From time to time I hope to feature authors who write in a similar vein to me, and the first of these is Joan Druett.
I initially became aware of Joan's books when I joined Old Salt Press, where she is one of the original founders, although her work has also been published by Heinemann, Collins, Simon & Schuster, Routledge - oh, the list goes on! As an historical novelist who also produces well respected non fiction she has her feet firmly set in both camps and, (somewhat unfairly), excels at both.
Amongst her fiction output is The Wiki Coffin Mysteries, a thriller series in the best traditions of both nautical history and crime fiction. The hero, a mixed race seaman with remarkable, if sometimes lateral, detective abilities is a wonderful creation in himself. Through the course of several books he takes on a series of diverse crimes and equally eclectic enemies, all within a strong maritime setting.
Lady Castaways is an example of her non-fiction output, and one of several that centre on female mariners. As an enthusiastic researcher myself, I am often amazed at the wondrous stories that can be uncovered with a little effort. In Lady Castaways Joan has taken several such tales, knocked off the dust and presented them in a way that gives some long forgotten nautical heroines their deserved prominence.

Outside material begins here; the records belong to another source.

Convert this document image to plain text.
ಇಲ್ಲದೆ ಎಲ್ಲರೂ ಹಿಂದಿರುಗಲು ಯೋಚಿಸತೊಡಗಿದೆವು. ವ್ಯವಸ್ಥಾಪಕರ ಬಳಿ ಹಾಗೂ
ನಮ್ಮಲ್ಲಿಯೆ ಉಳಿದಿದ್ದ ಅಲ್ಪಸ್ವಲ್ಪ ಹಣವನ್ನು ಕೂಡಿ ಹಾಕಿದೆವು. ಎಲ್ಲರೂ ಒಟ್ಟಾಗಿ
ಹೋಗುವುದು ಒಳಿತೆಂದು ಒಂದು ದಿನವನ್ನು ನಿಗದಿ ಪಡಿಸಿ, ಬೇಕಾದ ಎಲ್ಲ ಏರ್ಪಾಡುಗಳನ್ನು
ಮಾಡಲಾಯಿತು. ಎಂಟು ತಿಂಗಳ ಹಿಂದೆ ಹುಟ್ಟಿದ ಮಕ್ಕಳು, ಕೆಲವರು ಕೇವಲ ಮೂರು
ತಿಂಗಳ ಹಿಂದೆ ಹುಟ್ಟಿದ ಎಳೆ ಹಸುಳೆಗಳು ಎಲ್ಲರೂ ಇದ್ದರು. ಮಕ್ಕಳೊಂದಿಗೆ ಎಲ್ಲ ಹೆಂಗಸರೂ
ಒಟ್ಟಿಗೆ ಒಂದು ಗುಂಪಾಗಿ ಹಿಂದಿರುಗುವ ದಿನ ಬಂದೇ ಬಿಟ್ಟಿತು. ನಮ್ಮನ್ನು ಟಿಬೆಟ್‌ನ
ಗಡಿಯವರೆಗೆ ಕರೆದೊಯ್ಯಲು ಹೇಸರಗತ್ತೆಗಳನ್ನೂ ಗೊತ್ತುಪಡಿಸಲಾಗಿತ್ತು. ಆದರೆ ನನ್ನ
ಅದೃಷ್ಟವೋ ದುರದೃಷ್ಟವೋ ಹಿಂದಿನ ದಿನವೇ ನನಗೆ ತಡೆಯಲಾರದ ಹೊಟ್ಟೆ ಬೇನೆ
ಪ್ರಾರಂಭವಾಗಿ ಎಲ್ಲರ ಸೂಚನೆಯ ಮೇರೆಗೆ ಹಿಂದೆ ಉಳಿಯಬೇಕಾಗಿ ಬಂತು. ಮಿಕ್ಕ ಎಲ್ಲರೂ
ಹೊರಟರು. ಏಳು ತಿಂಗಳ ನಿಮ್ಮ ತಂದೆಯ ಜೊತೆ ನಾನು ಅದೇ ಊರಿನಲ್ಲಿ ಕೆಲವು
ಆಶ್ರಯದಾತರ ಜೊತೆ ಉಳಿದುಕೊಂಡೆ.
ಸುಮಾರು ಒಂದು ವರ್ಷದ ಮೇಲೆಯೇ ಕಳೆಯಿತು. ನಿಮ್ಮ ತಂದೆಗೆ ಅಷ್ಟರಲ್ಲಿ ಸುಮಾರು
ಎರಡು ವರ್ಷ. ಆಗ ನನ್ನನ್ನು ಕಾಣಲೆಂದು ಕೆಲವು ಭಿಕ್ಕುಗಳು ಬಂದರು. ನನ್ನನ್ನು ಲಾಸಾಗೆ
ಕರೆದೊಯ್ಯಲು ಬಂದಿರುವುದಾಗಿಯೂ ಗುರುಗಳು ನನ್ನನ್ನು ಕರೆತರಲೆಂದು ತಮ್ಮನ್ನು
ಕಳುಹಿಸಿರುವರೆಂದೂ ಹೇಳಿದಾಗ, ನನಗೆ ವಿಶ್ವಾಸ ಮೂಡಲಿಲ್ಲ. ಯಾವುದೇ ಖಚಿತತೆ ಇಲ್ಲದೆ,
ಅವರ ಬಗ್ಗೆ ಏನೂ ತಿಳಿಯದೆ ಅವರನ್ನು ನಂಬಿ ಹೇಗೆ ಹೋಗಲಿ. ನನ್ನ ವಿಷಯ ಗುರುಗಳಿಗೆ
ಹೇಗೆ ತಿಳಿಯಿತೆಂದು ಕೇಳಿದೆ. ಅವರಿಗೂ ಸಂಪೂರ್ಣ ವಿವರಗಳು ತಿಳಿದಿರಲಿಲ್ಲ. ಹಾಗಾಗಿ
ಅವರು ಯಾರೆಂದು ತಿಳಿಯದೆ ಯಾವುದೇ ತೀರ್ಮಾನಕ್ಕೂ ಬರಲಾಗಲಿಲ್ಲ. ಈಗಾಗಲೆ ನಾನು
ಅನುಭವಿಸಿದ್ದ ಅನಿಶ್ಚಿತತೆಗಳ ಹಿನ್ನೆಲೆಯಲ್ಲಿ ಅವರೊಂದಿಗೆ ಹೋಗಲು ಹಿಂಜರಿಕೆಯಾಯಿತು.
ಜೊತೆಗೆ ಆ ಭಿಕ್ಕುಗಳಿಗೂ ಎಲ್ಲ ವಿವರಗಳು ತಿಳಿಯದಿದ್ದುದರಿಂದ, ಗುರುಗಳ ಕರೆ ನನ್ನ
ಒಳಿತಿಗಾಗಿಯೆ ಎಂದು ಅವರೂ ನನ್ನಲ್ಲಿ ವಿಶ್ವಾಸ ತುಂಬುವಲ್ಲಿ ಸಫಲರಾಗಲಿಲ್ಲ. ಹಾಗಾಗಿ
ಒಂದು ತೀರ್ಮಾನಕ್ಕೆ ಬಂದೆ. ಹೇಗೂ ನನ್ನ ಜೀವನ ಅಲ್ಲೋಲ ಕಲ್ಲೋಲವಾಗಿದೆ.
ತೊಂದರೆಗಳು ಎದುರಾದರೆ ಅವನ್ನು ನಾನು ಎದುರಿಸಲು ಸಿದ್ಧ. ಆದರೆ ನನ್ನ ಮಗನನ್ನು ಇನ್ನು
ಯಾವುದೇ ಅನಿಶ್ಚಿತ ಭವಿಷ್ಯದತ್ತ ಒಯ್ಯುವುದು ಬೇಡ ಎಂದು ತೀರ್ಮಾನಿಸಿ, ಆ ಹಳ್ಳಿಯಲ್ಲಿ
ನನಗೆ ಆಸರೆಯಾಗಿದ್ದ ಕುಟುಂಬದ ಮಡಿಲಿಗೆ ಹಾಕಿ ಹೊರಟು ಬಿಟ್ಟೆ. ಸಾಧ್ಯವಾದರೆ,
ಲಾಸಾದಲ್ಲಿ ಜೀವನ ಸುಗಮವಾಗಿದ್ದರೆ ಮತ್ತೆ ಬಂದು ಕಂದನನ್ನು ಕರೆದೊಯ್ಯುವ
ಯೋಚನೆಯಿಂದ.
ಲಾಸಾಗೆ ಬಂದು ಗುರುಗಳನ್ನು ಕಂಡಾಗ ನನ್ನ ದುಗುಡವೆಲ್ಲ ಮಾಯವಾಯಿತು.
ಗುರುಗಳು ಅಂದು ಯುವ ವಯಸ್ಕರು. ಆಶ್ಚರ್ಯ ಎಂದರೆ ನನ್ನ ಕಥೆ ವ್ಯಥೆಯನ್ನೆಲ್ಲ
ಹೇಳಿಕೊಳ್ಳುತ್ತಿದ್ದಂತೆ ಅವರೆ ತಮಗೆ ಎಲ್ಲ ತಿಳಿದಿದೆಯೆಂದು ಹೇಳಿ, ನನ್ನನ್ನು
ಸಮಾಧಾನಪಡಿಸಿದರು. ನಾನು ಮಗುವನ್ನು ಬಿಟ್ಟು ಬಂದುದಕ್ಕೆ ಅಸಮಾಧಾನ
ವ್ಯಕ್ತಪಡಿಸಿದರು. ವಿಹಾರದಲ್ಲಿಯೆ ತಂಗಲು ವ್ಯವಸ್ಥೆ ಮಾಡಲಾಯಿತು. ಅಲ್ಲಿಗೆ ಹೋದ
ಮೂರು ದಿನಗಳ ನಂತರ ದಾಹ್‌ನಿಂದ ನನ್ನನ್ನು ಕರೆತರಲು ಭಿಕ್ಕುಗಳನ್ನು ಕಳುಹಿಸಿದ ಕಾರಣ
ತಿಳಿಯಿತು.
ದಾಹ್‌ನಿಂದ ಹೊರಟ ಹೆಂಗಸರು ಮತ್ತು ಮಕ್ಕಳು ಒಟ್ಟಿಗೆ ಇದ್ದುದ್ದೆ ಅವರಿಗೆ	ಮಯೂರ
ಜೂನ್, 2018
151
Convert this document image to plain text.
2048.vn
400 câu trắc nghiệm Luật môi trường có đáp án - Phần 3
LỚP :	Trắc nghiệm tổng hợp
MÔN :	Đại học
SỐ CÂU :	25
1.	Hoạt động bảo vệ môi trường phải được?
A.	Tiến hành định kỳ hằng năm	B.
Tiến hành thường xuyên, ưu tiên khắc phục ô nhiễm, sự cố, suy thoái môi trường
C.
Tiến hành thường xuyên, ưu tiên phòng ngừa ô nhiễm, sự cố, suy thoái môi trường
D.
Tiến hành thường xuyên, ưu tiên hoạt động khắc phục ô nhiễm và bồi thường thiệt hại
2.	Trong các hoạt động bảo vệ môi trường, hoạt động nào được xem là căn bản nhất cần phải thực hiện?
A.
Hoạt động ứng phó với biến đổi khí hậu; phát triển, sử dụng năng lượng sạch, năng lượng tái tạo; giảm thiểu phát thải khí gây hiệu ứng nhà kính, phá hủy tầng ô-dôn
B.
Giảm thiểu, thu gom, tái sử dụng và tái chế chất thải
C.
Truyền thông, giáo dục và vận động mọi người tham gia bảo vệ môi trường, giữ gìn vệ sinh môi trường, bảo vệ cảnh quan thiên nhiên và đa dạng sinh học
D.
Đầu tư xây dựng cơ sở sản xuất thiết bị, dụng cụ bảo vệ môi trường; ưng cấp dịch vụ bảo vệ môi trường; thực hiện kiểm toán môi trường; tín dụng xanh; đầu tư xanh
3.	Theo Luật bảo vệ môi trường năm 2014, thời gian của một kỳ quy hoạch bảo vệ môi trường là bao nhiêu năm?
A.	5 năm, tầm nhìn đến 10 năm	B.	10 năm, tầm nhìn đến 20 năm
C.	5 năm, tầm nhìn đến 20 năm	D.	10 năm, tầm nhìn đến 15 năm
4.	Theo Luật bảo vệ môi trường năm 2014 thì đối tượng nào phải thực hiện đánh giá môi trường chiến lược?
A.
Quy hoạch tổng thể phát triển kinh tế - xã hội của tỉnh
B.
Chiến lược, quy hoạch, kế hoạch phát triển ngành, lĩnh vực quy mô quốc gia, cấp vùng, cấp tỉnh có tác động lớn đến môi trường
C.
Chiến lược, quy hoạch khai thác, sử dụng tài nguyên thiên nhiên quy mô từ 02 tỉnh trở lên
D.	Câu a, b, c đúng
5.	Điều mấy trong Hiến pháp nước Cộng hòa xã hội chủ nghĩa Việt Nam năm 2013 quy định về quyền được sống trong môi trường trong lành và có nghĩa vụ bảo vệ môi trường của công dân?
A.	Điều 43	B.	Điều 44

One of her most recent offerings is The Money Ship. In any style of fiction it is unusual to come across such a complex plot, and one that covers so great a range of years, yet Joan's writing style effortlessly keeps the reader informed. And there are so many fascinating facts rolled up with the fiction, although at no time did I find myself being lectured, or bored in any way – just an old fashioned good read and I commend it, and all of Joan Druett's work, to you.